Ebenezer Fletcher (1761–1831) was an American Revolutionary War fifer who was captured by the British Army at the Battle of Hubbardtown (Vermont), during the Saratoga Campaign. He entered the Continental Army in the 2nd New Hampshire Regiment under Col. Nathan Hale.

Young Fletcher at age 16 was wounded and captured during the battle, which was part of the American retreat from the Siege of Fort Ticonderoga. He made his escape from his British captors and was then forced to serve his contractual three years by the Continental Army.

After the war, Fletcher returned to the place of his birth, New Ipswich, New Hampshire, where he married (twice), owned and managed textile mills, and raised a family in a home that still stands at Smithville.

One of his daughters, Polly, married Peter Felt, the third great-grandson of first-generation colonist George Felt.

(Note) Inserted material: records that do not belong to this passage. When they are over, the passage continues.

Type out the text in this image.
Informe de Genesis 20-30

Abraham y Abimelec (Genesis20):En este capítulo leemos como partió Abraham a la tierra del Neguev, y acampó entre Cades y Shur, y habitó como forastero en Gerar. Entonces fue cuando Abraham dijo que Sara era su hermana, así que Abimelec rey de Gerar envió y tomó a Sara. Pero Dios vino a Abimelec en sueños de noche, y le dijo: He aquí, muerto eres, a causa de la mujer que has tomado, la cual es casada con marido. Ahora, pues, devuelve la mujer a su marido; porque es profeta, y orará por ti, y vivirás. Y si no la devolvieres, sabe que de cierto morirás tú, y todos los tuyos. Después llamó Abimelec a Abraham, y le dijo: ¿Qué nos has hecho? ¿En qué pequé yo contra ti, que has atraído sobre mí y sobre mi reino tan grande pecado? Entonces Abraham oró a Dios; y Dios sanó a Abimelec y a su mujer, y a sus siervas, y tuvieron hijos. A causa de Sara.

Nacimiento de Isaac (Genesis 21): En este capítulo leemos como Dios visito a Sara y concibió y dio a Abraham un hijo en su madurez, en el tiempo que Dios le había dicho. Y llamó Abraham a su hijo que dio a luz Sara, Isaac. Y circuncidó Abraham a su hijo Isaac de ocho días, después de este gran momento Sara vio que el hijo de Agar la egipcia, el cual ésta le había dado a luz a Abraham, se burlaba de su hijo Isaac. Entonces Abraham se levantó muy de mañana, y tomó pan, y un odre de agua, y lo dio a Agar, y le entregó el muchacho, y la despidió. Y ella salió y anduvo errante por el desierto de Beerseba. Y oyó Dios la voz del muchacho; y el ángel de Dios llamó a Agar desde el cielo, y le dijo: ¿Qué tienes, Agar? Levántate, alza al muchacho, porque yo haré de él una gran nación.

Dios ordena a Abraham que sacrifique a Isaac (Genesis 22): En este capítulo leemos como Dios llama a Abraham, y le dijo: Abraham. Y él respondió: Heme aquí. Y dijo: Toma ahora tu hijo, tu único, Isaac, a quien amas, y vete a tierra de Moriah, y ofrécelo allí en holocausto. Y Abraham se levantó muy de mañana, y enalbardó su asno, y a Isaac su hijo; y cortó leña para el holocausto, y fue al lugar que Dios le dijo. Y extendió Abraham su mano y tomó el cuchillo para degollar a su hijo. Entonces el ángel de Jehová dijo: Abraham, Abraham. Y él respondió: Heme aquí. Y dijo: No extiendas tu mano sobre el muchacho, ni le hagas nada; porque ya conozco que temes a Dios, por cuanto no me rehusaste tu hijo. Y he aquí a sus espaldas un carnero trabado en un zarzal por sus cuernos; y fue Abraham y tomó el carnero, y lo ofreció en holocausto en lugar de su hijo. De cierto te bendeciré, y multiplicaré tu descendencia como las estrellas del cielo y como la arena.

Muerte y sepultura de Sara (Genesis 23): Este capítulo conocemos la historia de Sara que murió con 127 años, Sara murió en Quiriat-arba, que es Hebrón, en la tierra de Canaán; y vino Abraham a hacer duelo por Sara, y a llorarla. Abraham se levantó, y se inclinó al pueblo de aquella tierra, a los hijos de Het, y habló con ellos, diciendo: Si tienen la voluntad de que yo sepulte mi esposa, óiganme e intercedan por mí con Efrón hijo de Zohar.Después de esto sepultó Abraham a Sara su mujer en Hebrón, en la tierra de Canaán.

In 1798, Fletcher wrote A narrative of the captivity and sufferings of Mr. Ebenezer Fletcher; who was wounded at Hubbardton, in the year 1777 and taken prisoner by the British, and after recovering a little from his wounds, made his escape from them, and returned back to New Ipswich, written by himself. The account was first published by Samuel Preston in Amherst, New Hampshire, and has since been published numerous times, including an edition for the American bicentennial.

Fletcher's narrative has become "emblematic" of the life of a young, curious and reluctant common Revolutionary War soldier.